Most of the poems in You Kiss by th’ Book are long, robust, bawdy, wise as Solomon, and teasingly romantic. DeLoss and I had plans to create an art book based on the poems from this collection. This proverb-length one, starting from Othello 1.1.63, caught his eye.
“I will wear my heart upon my sleeve
And up this sleeve is a trick or two.”
And what did my collaborator render on the page? A long, flowing sleeve done in yellow, with a red heart at the center, a white rabbit, and a pair of playing cards—the two of spades and the three of hearts. An errant blue drop is outside the subject. I appreciate the gift, but I may part with it if times get hard. Current price in Ireland: 132,000 euros. In the United States: $147,000. Insured shipping is available. Note: this artwork was done on typing paper and, therefore, has bubbled in places.
I sigh as I come to the end of the McGraws, and am nearly as ashen as that prime minister in Victoria.

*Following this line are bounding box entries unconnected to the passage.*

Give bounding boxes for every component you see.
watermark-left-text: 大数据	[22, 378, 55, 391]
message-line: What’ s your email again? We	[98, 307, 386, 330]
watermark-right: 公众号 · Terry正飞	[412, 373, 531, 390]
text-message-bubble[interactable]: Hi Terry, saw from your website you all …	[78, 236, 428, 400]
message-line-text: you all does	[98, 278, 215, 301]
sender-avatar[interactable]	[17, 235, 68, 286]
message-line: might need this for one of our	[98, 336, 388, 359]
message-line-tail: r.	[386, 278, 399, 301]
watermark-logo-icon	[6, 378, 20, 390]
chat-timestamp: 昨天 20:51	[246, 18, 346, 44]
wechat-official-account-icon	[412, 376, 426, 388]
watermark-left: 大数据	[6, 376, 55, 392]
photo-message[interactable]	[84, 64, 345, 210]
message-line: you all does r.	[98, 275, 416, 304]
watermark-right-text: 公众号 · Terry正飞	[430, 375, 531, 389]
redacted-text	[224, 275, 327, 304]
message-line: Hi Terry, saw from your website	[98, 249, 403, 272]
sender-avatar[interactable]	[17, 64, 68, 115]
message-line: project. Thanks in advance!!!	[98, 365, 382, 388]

It’s all over, I think, my artful excursion. Then I remember the file next to the living trust, the one called “DeLoss.” It contains ephemeral items such as postcards (with drawings), letters, a single strand of hair, catalogues, an essay, and also, now in my quivering hands, two rare originals: gouache paintings on watercolor paper. In one, a boy beams his large moon-like face at the viewer; in the other, a boy in a striped shirt looks out the window while the moon with eyes and ruddy cheeks looks in. I admonish myself—why didn’t I frame them earlier!
We have other art displayed on our walls too. We also have antique Japanese tansus, a few rare books, some one-of-a-kind prints and fine jewelry, and a wedding kimono purchased for my wife on our twenty-fifth wedding anniversary. For insurance purposes I should tally our valuables, lick the lead of a pencil and enter the value of each piece in a book that will be opened by our daughter upon our passing.
And my ghastly film on VHS cassette? After I crush it under the nearly bald tires of my car—light bulb here!—I’ll send the shards to DeLoss McGraw. Although our collaboration on the Shakespeare project didn’t pan out, maybe the sparks of a new idea will color his thoughts. He will pour the contents of my package onto his worktable and study them like a forensic specialist combing through debris. Under his breath, he’ll wonder, “Now what do we have here?”
Poet-friendly McGraw could do something with the shards, perhaps create ladders, houses, rocking horses, another Alice, another couple not unlike my wife and me, and moons—lots of moons—from those pieces of a crushed VHS cassette. I am certain that he would send me a shard creation, though I would insist that he permit me to pony up, for he has been so generous in the past! In a letter dated Friday February 6, he writes, “I really mean this—don’t buy my art. Save your hard-earned money. I will trade you. The trade could be more for the both us—if we make a show.” He knows that the imaginations of poets and artists are a naturally crazy fit.
As for Victoria, the series may go on for several more seasons. An audience exists for this sort of slow-moving history. The queen reigns, lives with (and without) Prince Albert, and obliviously walks in splendor beneath some of the finest artworks in her country. I realize that the art displayed in the series should be of its time or earlier. But think—just think!—of a camera panning a palatial ballroom past a Constable and a Turner to a wall of out-of-era DeLoss McGraw paintings! This would stop the wine-sipping audiences on both sides of the Atlantic.
Now we’re talking value! Mucho dinero. I could shred my living trust and—like a prince—live comfortably ever after.